M. Paul-André Colombani (LIOT). Il y a quelques mois, nous étions unanimes pour saluer l’initiative de nos collègues du groupe Socialistes et apparentés visant à créer une commission d’enquête sur les manquements des politiques de protection de l’enfance, menée par la rapporteure Isabelle Santiago. La dissolution a interrompu nos travaux, dont celui‑ci, alors même que nous avons déjà trop tardé à résorber les défaillances.

Nous devons nous saisir à nouveau au plus vite de ce sujet, tant la politique de protection de l’enfance est dysfonctionnelle, ses manquements le démontrent.

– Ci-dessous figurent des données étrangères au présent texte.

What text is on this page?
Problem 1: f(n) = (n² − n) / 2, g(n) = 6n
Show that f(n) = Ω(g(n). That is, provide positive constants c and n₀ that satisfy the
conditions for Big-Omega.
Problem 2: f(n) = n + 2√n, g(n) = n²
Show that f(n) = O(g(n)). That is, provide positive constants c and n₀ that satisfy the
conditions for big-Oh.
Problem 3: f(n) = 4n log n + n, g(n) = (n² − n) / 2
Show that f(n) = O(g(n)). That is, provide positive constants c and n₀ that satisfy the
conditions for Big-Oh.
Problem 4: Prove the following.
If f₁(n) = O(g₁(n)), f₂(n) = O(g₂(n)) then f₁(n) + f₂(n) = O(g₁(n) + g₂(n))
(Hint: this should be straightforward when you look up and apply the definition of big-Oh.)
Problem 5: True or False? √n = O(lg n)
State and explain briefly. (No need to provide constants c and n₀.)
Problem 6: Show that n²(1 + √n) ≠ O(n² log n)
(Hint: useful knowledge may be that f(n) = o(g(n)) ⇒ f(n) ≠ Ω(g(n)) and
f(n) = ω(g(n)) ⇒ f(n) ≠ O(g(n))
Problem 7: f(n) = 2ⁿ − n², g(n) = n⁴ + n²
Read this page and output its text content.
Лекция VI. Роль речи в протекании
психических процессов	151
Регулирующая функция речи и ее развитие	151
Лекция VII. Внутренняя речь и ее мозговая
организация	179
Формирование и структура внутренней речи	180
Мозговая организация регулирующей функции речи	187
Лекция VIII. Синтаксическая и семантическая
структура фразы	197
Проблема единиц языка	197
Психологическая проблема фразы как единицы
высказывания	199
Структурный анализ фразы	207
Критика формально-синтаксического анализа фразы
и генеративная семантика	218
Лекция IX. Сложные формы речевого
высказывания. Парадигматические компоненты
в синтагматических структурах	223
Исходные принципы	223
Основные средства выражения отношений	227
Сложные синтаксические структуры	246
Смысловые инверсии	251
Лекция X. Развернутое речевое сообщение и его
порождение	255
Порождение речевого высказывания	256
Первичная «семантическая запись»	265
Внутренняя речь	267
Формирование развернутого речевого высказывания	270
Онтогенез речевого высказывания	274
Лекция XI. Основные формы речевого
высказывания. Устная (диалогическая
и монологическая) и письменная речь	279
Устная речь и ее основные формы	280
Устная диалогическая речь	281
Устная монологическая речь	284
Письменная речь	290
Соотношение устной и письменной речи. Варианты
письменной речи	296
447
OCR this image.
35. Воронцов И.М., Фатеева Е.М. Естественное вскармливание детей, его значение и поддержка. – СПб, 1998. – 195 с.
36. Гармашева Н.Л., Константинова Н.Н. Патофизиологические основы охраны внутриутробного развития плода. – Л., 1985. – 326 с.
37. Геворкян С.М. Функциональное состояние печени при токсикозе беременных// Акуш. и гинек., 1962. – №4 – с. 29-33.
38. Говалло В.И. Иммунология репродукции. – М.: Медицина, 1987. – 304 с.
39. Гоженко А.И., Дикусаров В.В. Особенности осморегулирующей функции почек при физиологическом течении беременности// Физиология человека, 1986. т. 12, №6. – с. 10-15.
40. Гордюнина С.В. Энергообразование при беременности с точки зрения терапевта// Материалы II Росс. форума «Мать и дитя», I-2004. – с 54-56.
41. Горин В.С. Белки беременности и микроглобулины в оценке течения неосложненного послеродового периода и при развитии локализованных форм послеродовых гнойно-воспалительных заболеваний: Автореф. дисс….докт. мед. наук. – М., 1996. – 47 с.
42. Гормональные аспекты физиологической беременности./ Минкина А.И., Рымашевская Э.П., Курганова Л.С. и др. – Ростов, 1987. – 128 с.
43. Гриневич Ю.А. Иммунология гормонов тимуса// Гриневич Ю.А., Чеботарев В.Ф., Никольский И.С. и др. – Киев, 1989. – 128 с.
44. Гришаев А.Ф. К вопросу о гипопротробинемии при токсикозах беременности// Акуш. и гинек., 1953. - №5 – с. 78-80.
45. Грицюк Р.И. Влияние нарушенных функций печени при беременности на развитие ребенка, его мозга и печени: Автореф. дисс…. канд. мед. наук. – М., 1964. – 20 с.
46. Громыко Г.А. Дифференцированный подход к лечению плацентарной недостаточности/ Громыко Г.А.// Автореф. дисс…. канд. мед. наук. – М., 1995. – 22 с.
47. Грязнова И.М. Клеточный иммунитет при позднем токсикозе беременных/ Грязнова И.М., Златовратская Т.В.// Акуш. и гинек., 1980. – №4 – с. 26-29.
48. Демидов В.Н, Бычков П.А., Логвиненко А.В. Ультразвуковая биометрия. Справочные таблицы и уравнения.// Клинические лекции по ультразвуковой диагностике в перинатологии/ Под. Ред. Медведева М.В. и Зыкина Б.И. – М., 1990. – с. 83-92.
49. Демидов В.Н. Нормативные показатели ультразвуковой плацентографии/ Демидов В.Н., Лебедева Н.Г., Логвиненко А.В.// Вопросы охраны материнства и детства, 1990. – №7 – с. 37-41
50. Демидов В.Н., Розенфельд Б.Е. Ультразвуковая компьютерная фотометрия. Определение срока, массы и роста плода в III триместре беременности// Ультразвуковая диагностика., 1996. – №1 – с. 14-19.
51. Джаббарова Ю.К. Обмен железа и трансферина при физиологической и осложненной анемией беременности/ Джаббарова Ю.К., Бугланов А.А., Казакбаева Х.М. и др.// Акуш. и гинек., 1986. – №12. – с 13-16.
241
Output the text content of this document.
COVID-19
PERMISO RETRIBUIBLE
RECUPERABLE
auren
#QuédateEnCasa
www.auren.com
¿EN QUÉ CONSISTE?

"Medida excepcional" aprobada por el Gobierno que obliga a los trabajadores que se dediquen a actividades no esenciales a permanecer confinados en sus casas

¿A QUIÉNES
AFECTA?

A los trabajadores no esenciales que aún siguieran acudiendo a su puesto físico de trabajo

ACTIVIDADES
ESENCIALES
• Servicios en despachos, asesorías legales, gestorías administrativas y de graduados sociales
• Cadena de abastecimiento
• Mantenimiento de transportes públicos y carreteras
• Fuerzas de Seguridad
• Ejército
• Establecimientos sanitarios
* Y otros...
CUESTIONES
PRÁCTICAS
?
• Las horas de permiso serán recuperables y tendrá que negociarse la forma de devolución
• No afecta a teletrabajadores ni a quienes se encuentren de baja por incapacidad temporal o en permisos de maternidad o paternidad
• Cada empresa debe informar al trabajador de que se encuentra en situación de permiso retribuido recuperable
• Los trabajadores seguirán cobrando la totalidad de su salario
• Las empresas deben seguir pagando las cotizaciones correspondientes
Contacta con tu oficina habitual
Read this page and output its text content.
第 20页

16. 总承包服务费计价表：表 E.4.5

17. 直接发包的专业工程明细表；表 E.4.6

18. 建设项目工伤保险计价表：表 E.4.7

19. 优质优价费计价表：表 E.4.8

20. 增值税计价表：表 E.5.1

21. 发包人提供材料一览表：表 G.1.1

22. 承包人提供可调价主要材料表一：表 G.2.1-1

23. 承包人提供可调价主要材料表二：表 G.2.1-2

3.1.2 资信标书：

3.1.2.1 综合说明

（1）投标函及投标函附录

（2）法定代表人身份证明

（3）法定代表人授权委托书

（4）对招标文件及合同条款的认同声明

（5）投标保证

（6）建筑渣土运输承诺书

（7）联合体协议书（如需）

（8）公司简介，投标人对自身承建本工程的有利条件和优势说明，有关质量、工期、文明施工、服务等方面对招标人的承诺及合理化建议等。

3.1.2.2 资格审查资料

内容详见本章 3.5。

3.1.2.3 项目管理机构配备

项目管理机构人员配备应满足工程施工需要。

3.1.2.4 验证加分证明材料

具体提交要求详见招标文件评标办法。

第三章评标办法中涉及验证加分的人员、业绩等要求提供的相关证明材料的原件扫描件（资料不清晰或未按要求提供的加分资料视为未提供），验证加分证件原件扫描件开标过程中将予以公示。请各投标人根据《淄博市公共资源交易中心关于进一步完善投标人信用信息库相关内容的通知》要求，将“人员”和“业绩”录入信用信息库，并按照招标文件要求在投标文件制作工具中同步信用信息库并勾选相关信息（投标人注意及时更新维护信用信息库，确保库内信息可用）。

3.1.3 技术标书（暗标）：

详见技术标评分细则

Je ne rappellerai pas les nombreux faits divers sordides ni les statistiques affolantes. Les drames que nous découvrons de façon répétée sont autant de déchirements offrant une preuve supplémentaire que les lois adoptées au cours des dernières années ne suffisent pas ou ne sont pas adaptées.

Dans les prochains jours, une vingtaine de personnes seront jugées pour des actes graves de maltraitance. Des dizaines d’enfants ont été confiés à des familles n’ayant jamais reçu d’agrément. En dépit de plusieurs signalements, l’ASE n’a rien fait. Pire, elle a continué à confier des enfants à une structure non contrôlée. Ce scandale va bien au-delà des simples défaillances humaines.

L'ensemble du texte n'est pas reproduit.